| HN Mirror

> Do these actually run faster than the code produced by a good compiler? Benchmarks?

Some of these are absolutely suspect. Now, these are all architecture specific: my results below are for gcc, targeting the Intel chip in the MBP in my lap. (Of course, some of the article's code samples assume certain things about an architecture, and are not portable.)

For example,

> Absolute Value of a Float

> IEEE floating point uses an explicit sign bit, so the absolute value can be taken by a bitwise AND with the complement of the sign bit. For IA32 32-bit, the sign bit is an int value of 0x80000000, for IA32 64-bit, the sign bit is the long long int value 0x8000000000000000. Of course, if you prefer to use just int values, the IA32 64-bit sign bit is 0x80000000 at an int address offset of +1. For example:

  double x;

  /* make x = abs(x) */
  *(((int *) &x) + 1) &= 0x7fffffff;

First, this is undefined behavior. The portable way to do this is fabs(), which is part of the standard library. For me, calling fabs() compiles to a single instruction:

  andps   LCPI1_0(%rip), %xmm0

where LCPI1_0 is

  .quad   9223372036854775807     ## 0x7fffffffffffffff
  .quad   9223372036854775807     ## 0x7fffffffffffffff

fabs() compiled down to essentially the same bitwise &, in assembly, that the article is doing. The article's "advice" also gets compiled to exactly the same instruction & set of constants, which I actually find way more interesting.

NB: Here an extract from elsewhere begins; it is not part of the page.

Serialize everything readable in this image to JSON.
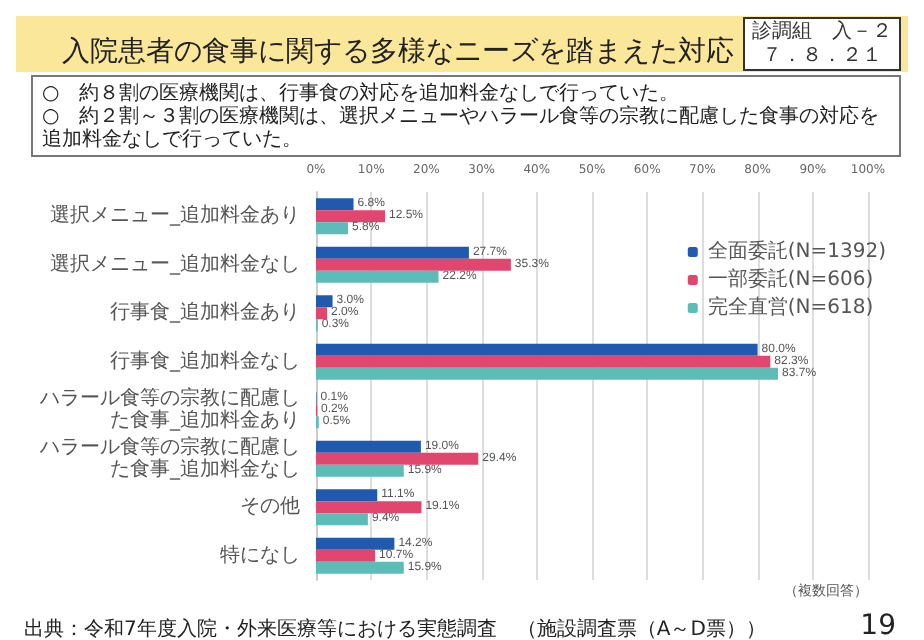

> Integer Constant Multiply

> Given an integer value x and an integer or floating point value y, the value of xy can be computed efficiently using a sequence derived from the binary value of x. For example, if x is 5 (4 + 1):*

  y2 = y + y;
  y4 = y2 + y2;
  result = y + y4;

> In the special case that y is an integer, this can be done with shifts:

  y4 = (y << 2);
  result = y + y4;

Compilers will do this for you, today, automatically. In the example case of multiplying by 5, gcc will do better than the article's code, by using lea cleverly:

  leal    (%rdi,%rdi,4), %eax

gcc also compiles the article's shift-then-add strategy to exactly the same leal.

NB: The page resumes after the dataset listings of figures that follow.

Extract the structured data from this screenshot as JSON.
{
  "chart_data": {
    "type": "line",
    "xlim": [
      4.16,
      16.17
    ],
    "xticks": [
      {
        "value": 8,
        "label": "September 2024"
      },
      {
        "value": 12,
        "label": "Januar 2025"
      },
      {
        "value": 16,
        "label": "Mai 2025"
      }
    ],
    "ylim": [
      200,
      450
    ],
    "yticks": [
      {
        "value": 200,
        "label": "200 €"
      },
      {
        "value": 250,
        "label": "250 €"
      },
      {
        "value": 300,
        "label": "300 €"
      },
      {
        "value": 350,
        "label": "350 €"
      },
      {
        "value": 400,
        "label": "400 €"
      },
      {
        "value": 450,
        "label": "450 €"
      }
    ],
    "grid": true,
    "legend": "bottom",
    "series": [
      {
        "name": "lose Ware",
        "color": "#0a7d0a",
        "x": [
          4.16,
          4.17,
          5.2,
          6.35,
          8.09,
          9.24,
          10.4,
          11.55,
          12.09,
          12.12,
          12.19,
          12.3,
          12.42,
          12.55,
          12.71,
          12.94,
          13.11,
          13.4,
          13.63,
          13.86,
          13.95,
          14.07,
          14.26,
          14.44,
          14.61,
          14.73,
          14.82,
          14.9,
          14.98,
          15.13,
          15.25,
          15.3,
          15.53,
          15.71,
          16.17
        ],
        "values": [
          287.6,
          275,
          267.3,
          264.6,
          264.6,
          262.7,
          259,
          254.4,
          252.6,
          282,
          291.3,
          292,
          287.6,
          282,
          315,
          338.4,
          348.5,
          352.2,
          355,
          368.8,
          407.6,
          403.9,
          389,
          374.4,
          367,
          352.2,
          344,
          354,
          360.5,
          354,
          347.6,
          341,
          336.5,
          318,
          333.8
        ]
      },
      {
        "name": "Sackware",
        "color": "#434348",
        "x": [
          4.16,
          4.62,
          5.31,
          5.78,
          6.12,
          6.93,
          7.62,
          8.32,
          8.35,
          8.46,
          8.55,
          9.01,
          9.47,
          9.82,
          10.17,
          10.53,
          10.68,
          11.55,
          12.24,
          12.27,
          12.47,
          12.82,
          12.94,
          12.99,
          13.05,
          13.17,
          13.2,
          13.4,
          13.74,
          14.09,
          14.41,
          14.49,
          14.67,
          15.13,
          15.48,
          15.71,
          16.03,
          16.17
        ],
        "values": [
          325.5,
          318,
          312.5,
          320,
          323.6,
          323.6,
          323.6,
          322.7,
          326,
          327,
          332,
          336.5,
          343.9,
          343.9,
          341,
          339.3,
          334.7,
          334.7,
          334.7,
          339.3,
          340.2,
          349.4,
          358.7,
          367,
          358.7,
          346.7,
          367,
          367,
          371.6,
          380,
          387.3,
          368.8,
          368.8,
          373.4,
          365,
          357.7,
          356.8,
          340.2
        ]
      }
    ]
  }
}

The article mentions this optimization again, later,

> Shift-and-Add Optimization

> Rather obviously, if an integer multiply can be implemented by a shift-and-add sequence, then a shift-and-add sequence can be implemented by multiplying by the appropriate constant... with some speedup on processors like the AMD Athlon. Unfortunately, GCC seems to believe constant multiplies should always be converted into shift-and-add sequences, so there is a problem in using this optimization in C source code.

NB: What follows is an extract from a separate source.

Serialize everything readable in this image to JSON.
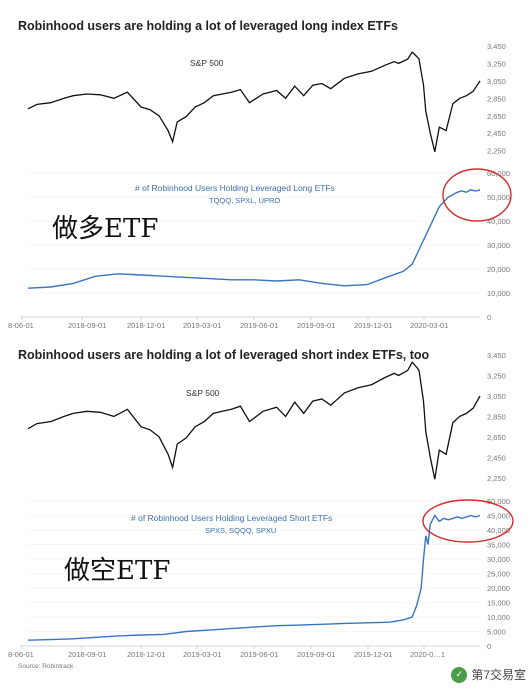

The above leal instruction was the output of GCC, so this is obviously wrong. One can maybe say the article is old, but I'm pretty sure GCC has had the "use leal to do constant multiplies" optimization for over a decade now, but then, perhaps the article is that old. If so, the advice would appear to no longer apply.

Write it the obvious, readable way first. If you decide to optimize at the level this article is discussing, you should be reading the assembly to see if your optimizations will have any effect.

But not all of them are bad. The "is this unsigned integer a power of 2" code is correct, I believe, and if you understand binary, not that hard to understand.